But that was never how Trump saw any IG. During a six-week period in April and May 2020, Trump fired five IGs, including Michael Atkinson--his own appointee. Atkinson had determined that Congress should see the "credible" and "urgent" whistleblower complaint that led eventually to Trump's first impeachment. Then he alerted the Congress that Trump's director of national intelligence had withheld that complaint from lawmakers.
June 2020: Following the police murder of George Floyd, the Secret Service helped to clear Black Lives Matter protesters from Lafayette Square for Trump's photo op--where he held up a Bible. Ten days later, career staffers in Cuffari's office proposed an investigation into whether the Service had violated its use-of-force policies. Cuffari blocked the probe.
August 2020: While protecting Trump and Vice President Mike Pence during campaign rallies and appearances, dozens of Secret Service agents contracted COVID-19. Cuffari sought to limit--and then ultimately shelved--an investigation into whether the Service ignored federal protocols to detect and reduce the spread of the pandemic within its workforce.
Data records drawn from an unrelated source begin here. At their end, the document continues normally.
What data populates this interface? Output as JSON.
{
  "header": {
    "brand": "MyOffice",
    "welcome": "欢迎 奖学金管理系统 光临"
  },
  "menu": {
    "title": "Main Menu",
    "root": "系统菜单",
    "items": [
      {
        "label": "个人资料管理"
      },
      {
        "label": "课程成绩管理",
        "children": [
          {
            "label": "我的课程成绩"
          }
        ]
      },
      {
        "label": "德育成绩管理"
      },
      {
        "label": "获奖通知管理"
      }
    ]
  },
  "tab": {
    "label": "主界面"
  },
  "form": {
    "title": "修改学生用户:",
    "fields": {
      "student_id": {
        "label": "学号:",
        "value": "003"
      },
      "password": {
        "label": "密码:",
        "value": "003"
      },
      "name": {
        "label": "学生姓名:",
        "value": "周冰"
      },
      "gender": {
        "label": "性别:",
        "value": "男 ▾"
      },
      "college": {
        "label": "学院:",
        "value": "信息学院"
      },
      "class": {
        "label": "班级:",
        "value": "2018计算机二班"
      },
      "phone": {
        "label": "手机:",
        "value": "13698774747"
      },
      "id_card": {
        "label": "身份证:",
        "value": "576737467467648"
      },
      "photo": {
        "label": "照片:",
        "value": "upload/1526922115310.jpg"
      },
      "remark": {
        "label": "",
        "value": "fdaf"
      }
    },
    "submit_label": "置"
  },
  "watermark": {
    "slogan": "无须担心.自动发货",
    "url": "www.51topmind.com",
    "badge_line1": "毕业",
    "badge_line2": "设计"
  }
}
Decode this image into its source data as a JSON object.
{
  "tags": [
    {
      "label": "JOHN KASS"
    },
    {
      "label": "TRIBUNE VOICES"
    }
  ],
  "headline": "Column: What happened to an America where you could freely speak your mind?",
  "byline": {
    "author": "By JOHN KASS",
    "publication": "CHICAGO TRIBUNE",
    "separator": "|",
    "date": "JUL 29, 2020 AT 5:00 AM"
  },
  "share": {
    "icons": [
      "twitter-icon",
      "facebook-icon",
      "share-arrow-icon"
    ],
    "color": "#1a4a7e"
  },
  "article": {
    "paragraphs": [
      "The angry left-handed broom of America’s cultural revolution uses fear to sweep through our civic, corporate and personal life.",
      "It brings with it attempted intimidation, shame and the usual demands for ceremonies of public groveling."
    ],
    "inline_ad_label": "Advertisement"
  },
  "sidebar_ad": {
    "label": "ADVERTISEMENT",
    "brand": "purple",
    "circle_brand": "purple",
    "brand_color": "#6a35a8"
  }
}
The Missing Texts Timeline--So Far
In addition to protecting the nation's leaders, the Secret Service possesses the world's leading cybersecurity expertise. But now it claims to have botched a standard technological exercise.
Fall 2020: According to the Secret Service, it began planning to migrate all electronic devices to a new system. The process would erase all employees' text messages from their phones.
Dec. 9, 2020: The Secret Service Office of Strategic Planning sent an email to agency employees reminding them of their responsibility to preserve records and including instructions on how to do so. The agency's chief information officer sent a similar email in January 2021.
Jan. 16, 2021: As Trump's second impeachment investigation proceeded, multiple House committees directed DHS--which includes the Secret Service--to produce all materials relating to January 6. Additional congressional requests came on March 25, August 11, and August 25, 2021.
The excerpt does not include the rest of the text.